Monday, August 7, 2017

Brilliant reporting on child welfare in The New Yorker – made possible by open courts

It’s another example of why “sunshine is good for children.”


The late Judge Judith Kaye opened New York's
family courts to the press and the public

On the heels of the outstanding story in The New York Times about foster care as the new “Jane Crow” comes another brilliant deep dive into child welfare in New York City – this time from The New Yorker. (Once again, as you read it, please keep in mind that in most places, the child welfare system is worse, often far worse, than in New York City.)

Almost as striking as the story itself is why reporter Larissa MacFahrquhar wrote it. Here’s how she explained it in the New Yorker’s daily email newsletter:

How do you decide whether to take children from their parents? For the most part, we read about child-protective services only when they fail spectacularly—when a child is killed at home. The press then excoriates the usual suspects—the caseworker (How could she miss signs that now seem so obvious?), child protection (How could they train their workers so poorly?), and the city (Does it care so little about children that it won’t pay for enough caseworkers to protect them?). 
Because of this, most of the pressure on child protection is in one direction—in favor of removal. But it’s no small thing to take a child from his family. It seems strange to me that removal has come to seem the safe and cautious thing to do, and, since the press has played a large part in promoting this idea, I thought it might be useful to have a journalistic account of both sides of the story.
I sat in on the Bronx Family Court for several months and watched judges grapple with this awful decision.

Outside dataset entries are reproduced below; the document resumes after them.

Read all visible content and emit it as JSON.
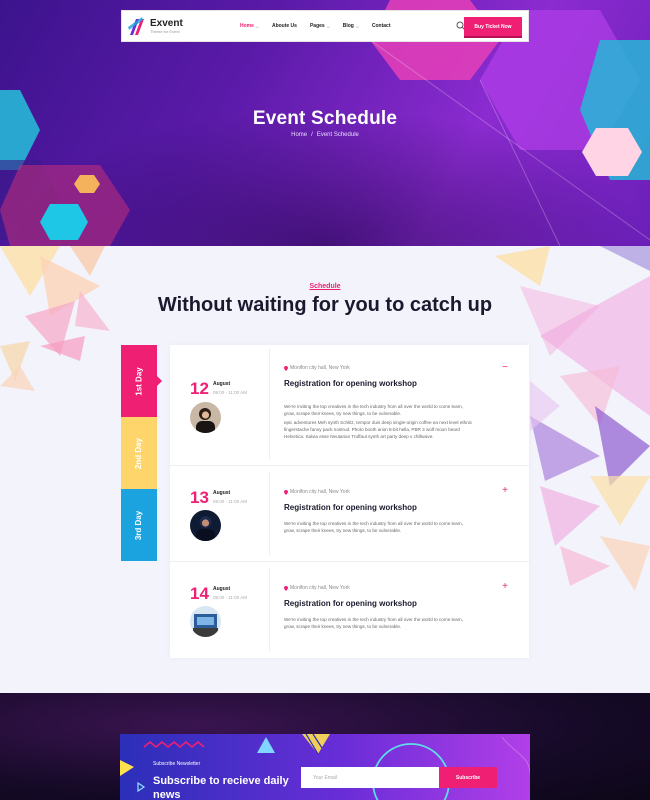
{
  "brand": {
    "name": "Exvent",
    "tagline": "Theme for Event"
  },
  "nav": {
    "items": [
      {
        "label": "Home",
        "dropdown": true,
        "active": true
      },
      {
        "label": "Aboute Us",
        "dropdown": false,
        "active": false
      },
      {
        "label": "Pages",
        "dropdown": true,
        "active": false
      },
      {
        "label": "Blog",
        "dropdown": true,
        "active": false
      },
      {
        "label": "Contact",
        "dropdown": false,
        "active": false
      }
    ],
    "cart_count": "0",
    "buy_label": "Buy Ticket Now"
  },
  "hero": {
    "title": "Event Schedule",
    "breadcrumb": [
      "Home",
      "/",
      "Event Schedule"
    ]
  },
  "schedule": {
    "label": "Schedule",
    "title": "Without waiting for you to catch up",
    "days": [
      {
        "label": "1st Day",
        "color": "#ef1f73"
      },
      {
        "label": "2nd Day",
        "color": "#fdd56b"
      },
      {
        "label": "3rd Day",
        "color": "#1ba3e0"
      }
    ],
    "sessions": [
      {
        "day": "12",
        "month": "August",
        "time": "09:00 - 11:00 AM",
        "location": "Monlfon city hall, New York",
        "title": "Registration for opening workshop",
        "desc1": "We're inviting the top creatives in the tech industry from all over the world to come learn, grow, scrape their knees, try new things, to be vulnerable.",
        "desc2": "epic adventures Meh synth Schlitz, tempor duis deep single-origin coffee ea next level ethnic fingerstache fanny pack nostrud. Photo booth anim 8-bit hella, PBR 3 wolf moon beard Helvetica. Salvia esse Neutarian Truffaut synth art party deep v chillwave.",
        "toggle": "−",
        "expanded": true
      },
      {
        "day": "13",
        "month": "August",
        "time": "09:00 - 11:00 AM",
        "location": "Monlfon city hall, New York",
        "title": "Registration for opening workshop",
        "desc1": "We're inviting the top creatives in the tech industry from all over the world to come learn, grow, scrape their knees, try new things, to be vulnerable.",
        "toggle": "+",
        "expanded": false
      },
      {
        "day": "14",
        "month": "August",
        "time": "09:00 - 11:00 AM",
        "location": "Monlfon city hall, New York",
        "title": "Registration for opening workshop",
        "desc1": "We're inviting the top creatives in the tech industry from all over the world to come learn, grow, scrape their knees, try new things, to be vulnerable.",
        "toggle": "+",
        "expanded": false
      }
    ]
  },
  "newsletter": {
    "eyebrow": "Subscribe Newsletter",
    "title": "Subscribe to recieve daily news",
    "placeholder": "Your Email",
    "button": "Subscribe"
  },
  "colors": {
    "accent": "#ef1f73",
    "yellow": "#fdd56b",
    "blue": "#1ba3e0",
    "purple": "#6a2dd8"
  }
}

One mother had been coming to family court for eight years, since her young daughter had burned herself on a curling iron. For much of that time, her children had been in foster care. The foster-care agency believed that the foster parents should adopt the children. Child protection was nervous about their safety if they returned home but also knew that children often fared badly in foster care. The mother’s lawyer said that the mother loved the children and that her mistakes didn’t justify keeping them apart.
Everyone was arguing for the best interests of the children. The mother sat, mostly silent, as the lawyers made their cases

Several things stand out about this story, but it may be most notable for how well it answers one question.  Research has told us over and over again that in typical cases children placed in foster care fare worse even than comparably-maltreated children left in their own homes.

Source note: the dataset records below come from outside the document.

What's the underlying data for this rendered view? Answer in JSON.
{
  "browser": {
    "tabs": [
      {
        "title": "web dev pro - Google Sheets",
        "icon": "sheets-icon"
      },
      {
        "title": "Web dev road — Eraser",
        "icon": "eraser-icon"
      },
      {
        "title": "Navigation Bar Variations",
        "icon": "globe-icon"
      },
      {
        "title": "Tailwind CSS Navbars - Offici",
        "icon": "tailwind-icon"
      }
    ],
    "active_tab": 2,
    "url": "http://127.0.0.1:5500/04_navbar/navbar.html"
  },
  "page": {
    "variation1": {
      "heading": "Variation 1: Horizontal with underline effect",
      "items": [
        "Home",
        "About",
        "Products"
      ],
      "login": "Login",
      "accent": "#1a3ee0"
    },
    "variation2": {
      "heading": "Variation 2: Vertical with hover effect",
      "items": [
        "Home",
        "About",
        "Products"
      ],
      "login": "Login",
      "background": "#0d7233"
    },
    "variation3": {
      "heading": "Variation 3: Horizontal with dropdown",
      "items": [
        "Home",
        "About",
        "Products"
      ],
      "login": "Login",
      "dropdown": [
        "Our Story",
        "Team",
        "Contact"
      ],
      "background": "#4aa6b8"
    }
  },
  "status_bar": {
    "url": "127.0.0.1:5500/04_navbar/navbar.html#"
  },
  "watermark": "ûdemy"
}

As the reader is placed in the position of the mother in this case, forced to watch helplessly as the children deteriorate in foster care, we understand why this happens.

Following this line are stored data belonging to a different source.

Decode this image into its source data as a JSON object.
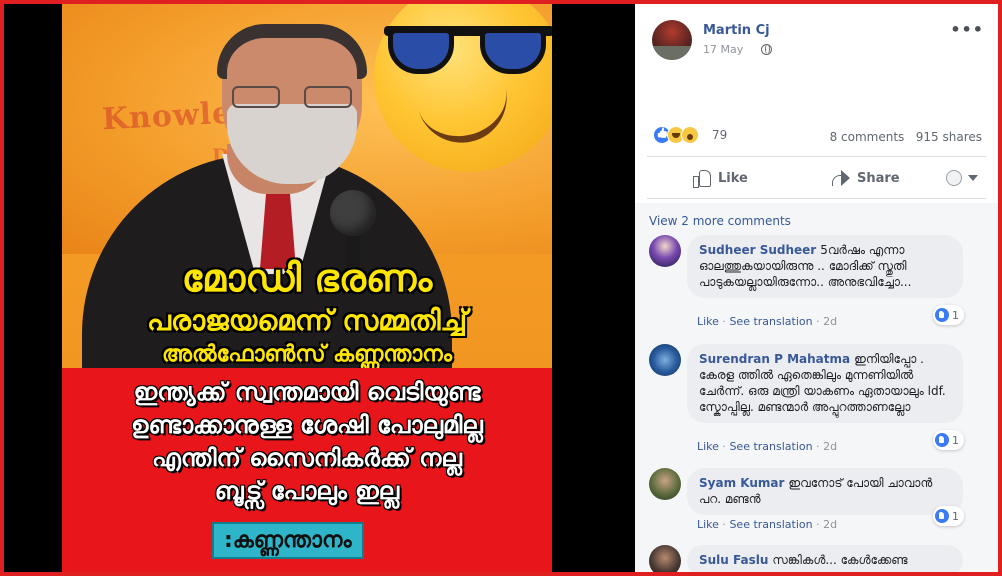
{
  "image": {
    "headline_line1": "മോഡി ഭരണം",
    "headline_line2": "പരാജയമെന്ന് സമ്മതിച്ച്",
    "headline_line3": "അൽഫോൺസ് കണ്ണന്താനം",
    "body_lines": [
      "ഇന്ത്യക്ക് സ്വന്തമായി വെടിയുണ്ട",
      "ഉണ്ടാക്കാനുള്ള ശേഷി പോലുമില്ല",
      "എന്തിന് സൈനികർക്ക് നല്ല",
      "ബൂട്സ് പോലും ഇല്ല"
    ],
    "tag": ":കണ്ണന്താനം",
    "watermark": "Knowle",
    "watermark2": "Del"
  },
  "post": {
    "author": "Martin Cj",
    "date": "17 May",
    "more": "•••",
    "reaction_count": "79",
    "comments_count": "8 comments",
    "shares_count": "915 shares"
  },
  "actions": {
    "like": "Like",
    "share": "Share"
  },
  "comments_section": {
    "view_more": "View 2 more comments",
    "comments": [
      {
        "name": "Sudheer Sudheer",
        "text": "5വർഷം എന്നാ ഓലത്തുകയായിരുന്നു .. മോദിക്ക് സ്തുതി പാടുകയല്ലായിരുന്നോ.. അനുഭവിച്ചോ...",
        "like": "Like",
        "translate": "See translation",
        "age": "2d",
        "reactions": "1"
      },
      {
        "name": "Surendran P Mahatma",
        "text": "ഇനിയിപ്പോ . കേരള ത്തിൽ ഏതെങ്കിലും മുന്നണിയിൽ ചേർന്ന്. ഒരു മന്ത്രി യാകണം ഏതായാലും ldf. സ്കോപ്പില്ല. മണ്ടന്മാർ അപ്പുറത്താണല്ലോ",
        "like": "Like",
        "translate": "See translation",
        "age": "2d",
        "reactions": "1"
      },
      {
        "name": "Syam Kumar",
        "text": "ഇവനോട് പോയി ചാവാൻ പറ. മണ്ടൻ",
        "like": "Like",
        "translate": "See translation",
        "age": "2d",
        "reactions": "1"
      },
      {
        "name": "Sulu Faslu",
        "text": "സങ്കികൾ... കേൾക്കേണ്ട"
      }
    ]
  },
  "colors": {
    "border": "#e02020",
    "link_blue": "#385898",
    "headline_yellow": "#ffe600",
    "red_box": "#e8151b"
  }
}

Something else that stands out about this story: In most states, it would have been impossible to do it. That’s because it relies so heavily on the reporter’s ability to see the process for herself, by spending months in what, in New York, is known as Family Court.

In most states these hearings are closed. That’s not to protect children, it’s to protect almost everyone except the children – CPS agencies that do terrible things to families and lawyers and judges who either can’t or won’t do their jobs.

In 2001, another superb journalist, former Pittsburgh Post-Gazette reporter Barbara White Stack examined this issue in what is still the definitive series on the topic, Open Justice. She found that none of the excuses for closing hearings held up to scrutiny and all over the country onetime opponents became supporters. (We summarize some of the key findings of that series, and update some of the data in NCCPR’s Due Process Agenda.)

So along with MacFahrquhar, the courageous mother at the center of the story and some great lawyers from the Bronx Defenders, someone else deserves credit for this particular piece of outstanding journalism: the late Judge Judith Kaye.

She’s the one who ordered these courts opened in New York, when she was chief judge of the state’s highest court, the Court of Appeals.  As she said at the time: “Sunshine is good for children.”